The Wizard of Oz probably did it best.
Picking up and moving a house took just seconds in the famed book and movie. But since our world looks more like Kansas than Oz, H.D. Snow is the guy who can make it look as easy as a walk down the yellow brick road.
“Oh, I’d move it faster and easier than they can build it,” Snow said.
The 86-year-old Snow has been moving houses, and other large structures, since the 1940s and says he’s seen a lot of that history end up in the trash.
“You know where you find them dollies,” he asked. “In the scrap pile. These jacks. In the scrapyard re-melting them. They’re gone.”
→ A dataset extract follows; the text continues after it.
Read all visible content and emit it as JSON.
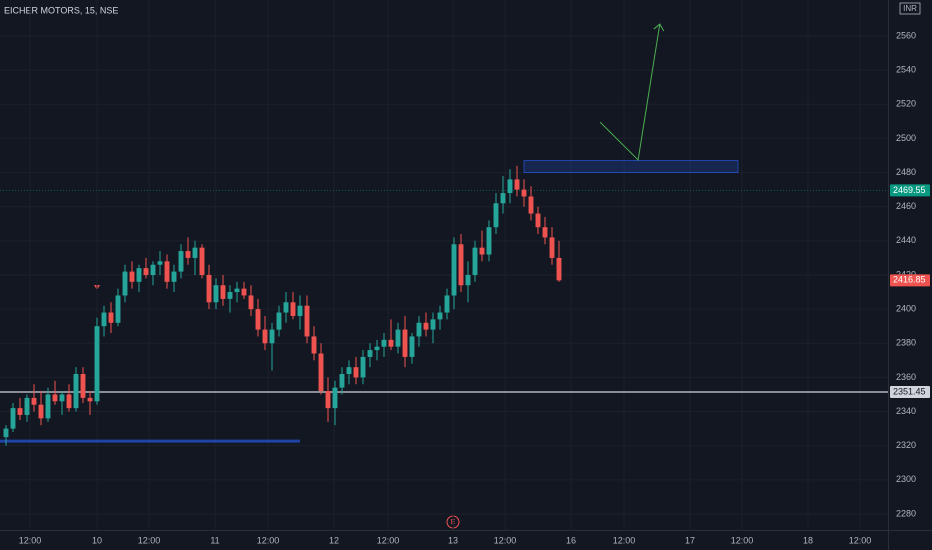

So, to keep that history alive and educate folks about his passion, he opened the House Moving Museum in Fort Worth.
“When you get them in here and they look, they’re like ‘what?!’ I want to go move a house with you,” Snow said. “’I’ll ride in the pickup and I’ll go help you. I want to go see it moved.’”
The museum is loaded with house-moving history, like the time house movers saved the city of Galveston.
After a hurricane in 1900, workers raised every building in the city almost 20 feet and Snow has the equipment that did the job.
There are horse-powered pulleys, giant 60 foot beams and all sorts of equipment used throughout the years.
Visitors can even learn about Snow’s techniques. For example, each time he moves a house, he sets a glass of water inside to show that he can get a house to its location safely and smoothly.
In 40 years of doing that, he hasn’t spilled a single drop of water.
His company, H.D. Snow and Son House Moving, is so respected that it’s featured on a show called "Texas Flip and Move."
Snow has not only moved houses. He’s moved churches, bridges and even helped move a lighthouse.
Snow hopes he can move you too, to appreciate this remarkable feat of engineering and thanks to his museum, the history of moving houses isn’t going anywhere.
The House Moving Museum is open Monday to Friday from 8 a.m. to 5 p.m.